Updated: Jan 24
Scientists continue to gain a better understanding of the many facets of COVID-19, such as how to:
· Enhance the vaccine efficacy
· Prevent COVID-19 transmission
· Better manage infected individuals
· Diagnose infections promptly with the highest degree of sensitivity and specificity
Of all of these obstacles, one of the first challenges for scientists to overcome was devising effective diagnostics for SARS-CoV-2, which they achieved in record time. However, as newer information emerges daily, it seems like we still do not have a complete picture of all aspects of COVID-19.

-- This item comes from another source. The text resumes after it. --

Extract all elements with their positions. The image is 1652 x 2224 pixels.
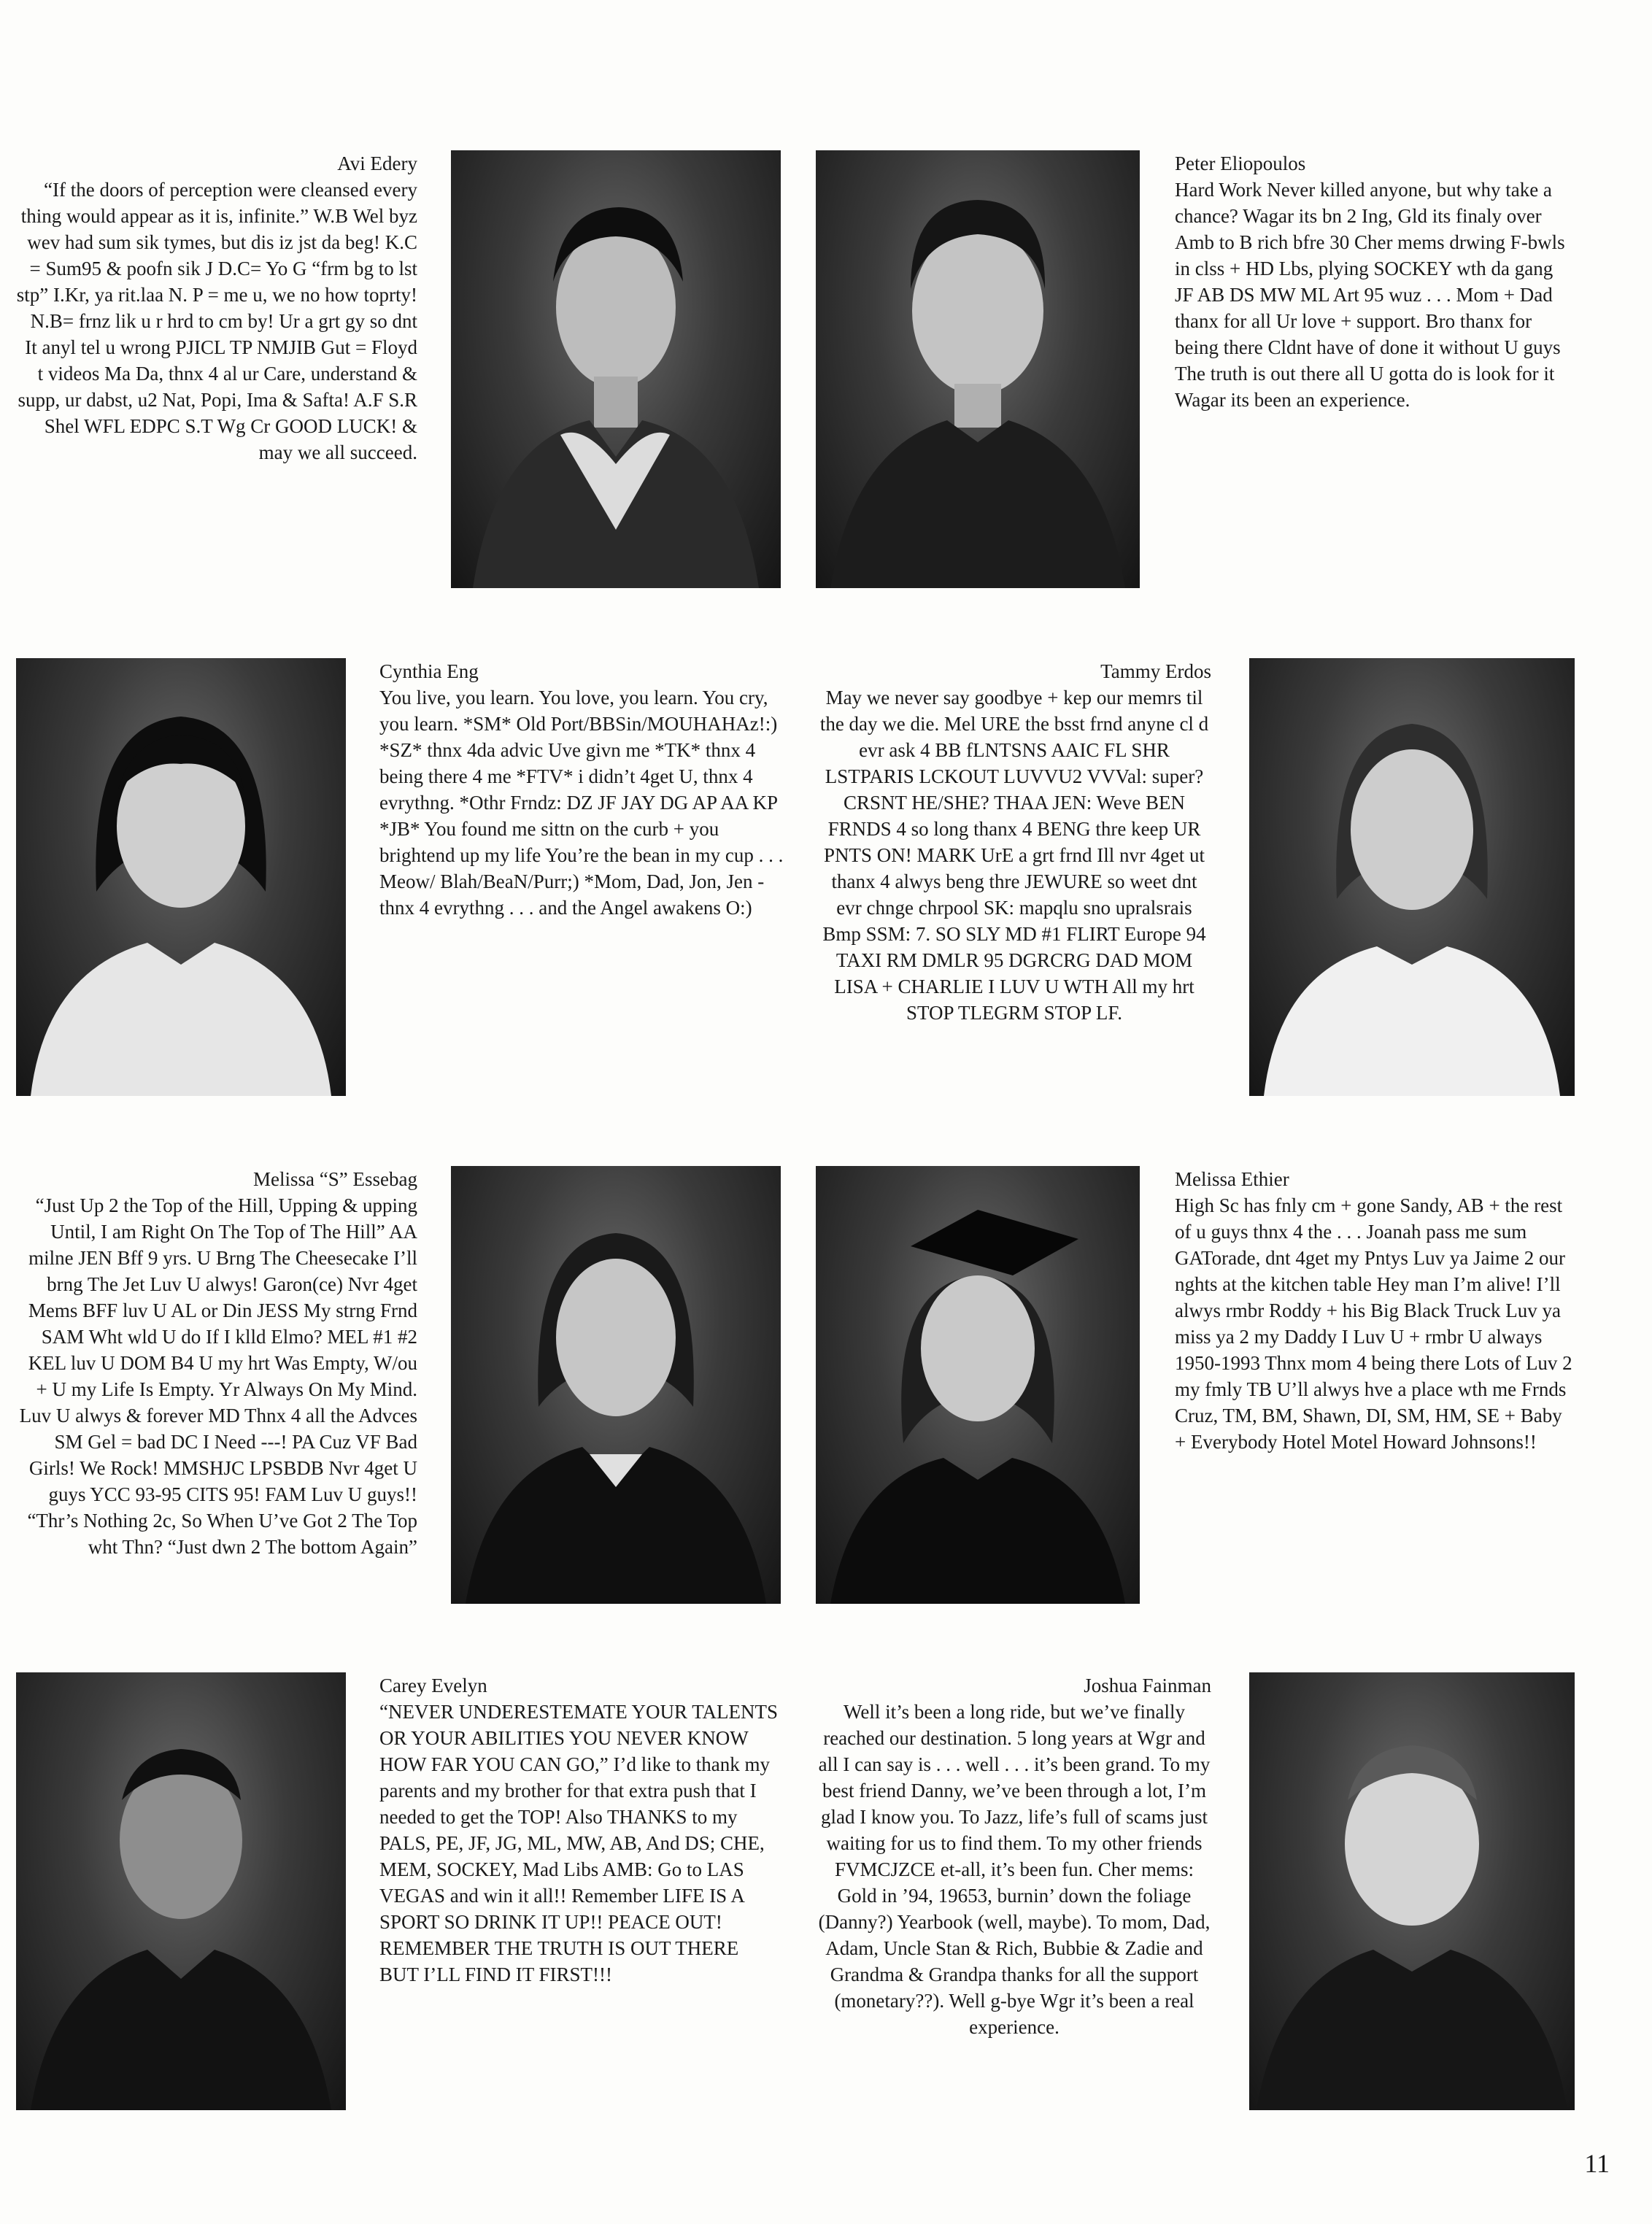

In an eloquent article from Nature, a group of scientists from the United Kingdom utilized an intensively monitored cohort of healthcare workers with potential exposure during the first UK pandemic wave. Comparing those with or without PCR and/or antibody evidence of SARS-CoV-2 infection, this study demonstrated that not all with potential exposure to SARS-CoV-2 developed PCR or antibody positivity, potentially due to clearing the sub-clinical infection before seroconversion – the phenomenon they coined as ‘Abortive, Seronegative SARS-CoV-2 Infection.’
In such instances where PCR and the most sensitive antibody tests remained repeatedly negative, T-cell assays might be able to detect those subclinical infections since these individuals would exhibit pre-existing memory T-cells with cross-reactive potential.